中小企業庁が「中小M&A推進計画」を公表しましたのでご案内致します。
中小企業庁は、4月28日に「第6回中小企業の経営資源集約化等に関する検討会」を開催し、経営資源集約化等を推進するため今後5年間に実施すべき官民の取組を「中小M&A推進計画」として取りまとめました。
本計画は、経営者の高齢化や後継者不足、及び新型コロナウイルス感染症の影響に対応し、中小企業の貴重な経営資源が散逸することを回避するとともに、その経営資源を将来につないでいくかを計画したものになります。
これまで、経営者の高齢化や後継者不足が議論されてきましたが、新型コロナウイルスの影響で先行き不透明な業界が出てきており、廃業や事業承継が活発になることが想定されます。中小企業庁の公表データによると、現状を放置した場合、中小企業・小規模事業者廃業の急増により、2025年までの累計で約650万人の雇用、約22兆円のGDPが失われる可能性があるとされており、官民一体となり対応すべき課題と言えます。

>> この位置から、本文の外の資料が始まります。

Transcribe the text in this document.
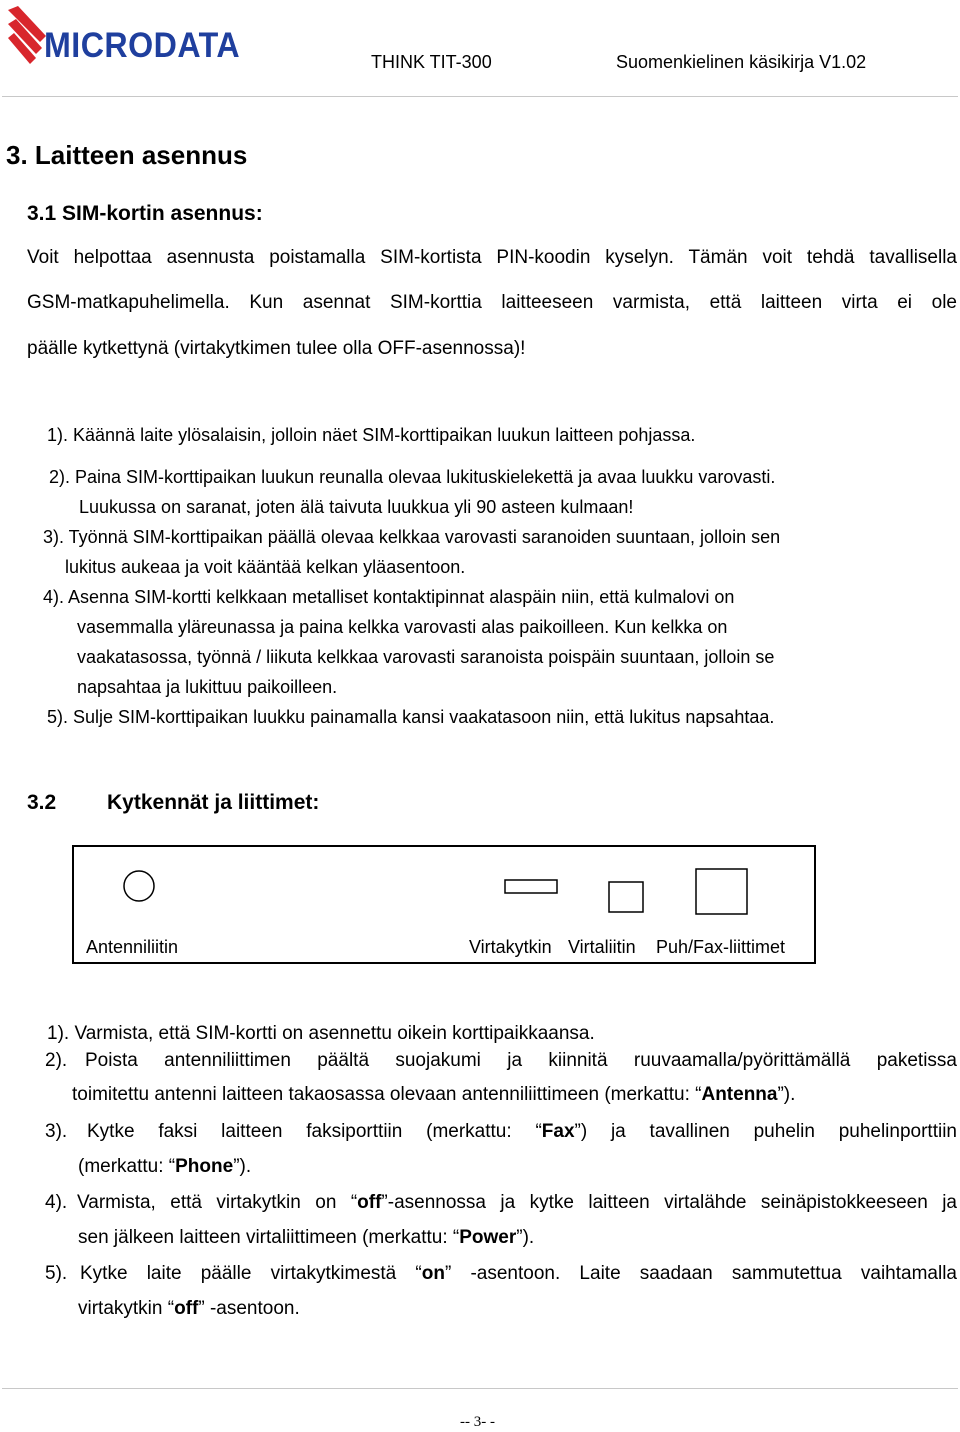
MICRODATA	THINK TIT-300	Suomenkielinen käsikirja V1.02
3. Laitteen asennus
3.1 SIM-kortin asennus:
Voit helpottaa asennusta poistamalla SIM-kortista PIN-koodin kyselyn. Tämän voit tehdä tavallisella
GSM-matkapuhelimella. Kun asennat SIM-korttia laitteeseen varmista, että laitteen virta ei ole
päälle kytkettynä (virtakytkimen tulee olla OFF-asennossa)!
1). Käännä laite ylösalaisin, jolloin näet SIM-korttipaikan luukun laitteen pohjassa.
2). Paina SIM-korttipaikan luukun reunalla olevaa lukituskielekettä ja avaa luukku varovasti.
Luukussa on saranat, joten älä taivuta luukkua yli 90 asteen kulmaan!
3). Työnnä SIM-korttipaikan päällä olevaa kelkkaa varovasti saranoiden suuntaan, jolloin sen
lukitus aukeaa ja voit kääntää kelkan yläasentoon.
4). Asenna SIM-kortti kelkkaan metalliset kontaktipinnat alaspäin niin, että kulmalovi on
vasemmalla yläreunassa ja paina kelkka varovasti alas paikoilleen. Kun kelkka on
vaakatasossa, työnnä / liikuta kelkkaa varovasti saranoista poispäin suuntaan, jolloin se
napsahtaa ja lukittuu paikoilleen.
5). Sulje SIM-korttipaikan luukku painamalla kansi vaakatasoon niin, että lukitus napsahtaa.
3.2 Kytkennät ja liittimet:
Antenniliitin	Virtakytkin Virtaliitin Puh/Fax-liittimet
1). Varmista, että SIM-kortti on asennettu oikein korttipaikkaansa.
2). Poista antenniliittimen päältä suojakumi ja kiinnitä ruuvaamalla/pyörittämällä paketissa
toimitettu antenni laitteen takaosassa olevaan antenniliittimeen (merkattu: “Antenna”).
3). Kytke faksi laitteen faksiporttiin (merkattu: “Fax”) ja tavallinen puhelin puhelinporttiin
(merkattu: “Phone”).
4). Varmista, että virtakytkin on “off”-asennossa ja kytke laitteen virtalähde seinäpistokkeeseen ja
sen jälkeen laitteen virtaliittimeen (merkattu: “Power”).
5). Kytke laite päälle virtakytkimestä “on” -asentoon. Laite saadaan sammutettua vaihtamalla
virtakytkin “off” -asentoon.
-- 3- -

今後の関連動向に着目し、関係企業の支援に対応していきたいと存じます。
下部に、中小企業庁がまとめ「中小企業・小規模事業者におけるM&Aの現状と課題」を記載しますので合わせて参照ください。
■中小M&A推進計画
●策定の趣旨
経営者の高齢化や新型コロナウイルス感染症の影響に対応し、中小企業の貴重な経営資源が散逸することを回避するとともに、事業再構築を含めて生産性の向上等を図るため、中小企業の貴重な経営資源を将来につないでいくことを目的に策定しました。
●中小M&A推進計画」の主なポイント
①中小M&Aの意義と潜在的な対象事業者
・「経営資源の散逸の回避」、「生産性向上等の実現」、「リスクやコストを抑えた創業」の3つの観点から中小M&Aを推進
・中小M&Aは年間3~4千件実施されている一方、潜在的な譲渡側は約60万者(成長志向型 8.4万者、事業承継型 30.6万者、経営資源引継ぎ型 18.7万者)
②小規模・超小規模M&Aの円滑化
・事業承継・引継ぎ支援センターと民間M&A支援機関の連携強化を図るとともに、新たな補助類型の創設等により経営資源引継ぎ型創業を推進
・最低限の安心の取組を確保するため、士業等専門家の育成・活用を強化しつつ、保険料への補助を開始して表明保証保険の活用を推進
③大規模・中規模M&Aの円滑化
・中小企業が民間のM&A支援機関による支援を適切に活用できるよう、企業価値評価ツールを提供するとともに、補助金等によりセカンドオピニオンの取得を推進
・M&A実施後の経営統合(PMI)の取組等を推進するため、中小M&AにおけるPMIに関する指針を策定するとともに、中小企業向けファンドによる支援を拡充
④中小M&Aに関する基盤の構築
・事業承継の気づきを提供する事業承継診断を企業健康診断へと発展的に改組
・中小M&Aの制度的課題に対応(所在不明株主の株式の買取り等に要する期間の短縮等)
・M&A支援機関の質を確保するため、M&A支援機関に係る登録制度を創設するとともに、M&A仲介に係る自主規制団体を設立
【関連リンク先】
・経済産業省:「中小M&A推進計画」
https://www.meti.go.jp/press/2021/04/20210430012/20210430012.html
■中小企業・小規模事業者におけるM&Aの現状と課題
中小企業庁がまとめた資料によりますと、「中小企業・小規模事業者におけるM&Aの現状と課題」を以下の通りとしております。
・2025年までに、70歳(平均引退年齢)を超える中小企業・小規模事業者の経営者は約245万人となり、うち約半数の127万(日本企業全体の1/3)が後継者未定。
・現状を放置すると、中小企業・小規模事業者廃業の急増により、2025年までの累計で約650万人の雇用、約22兆円のGDPが失われる可能性。
・第三者承継のニーズが顕在化する経営者は今後一気に増大する可能性。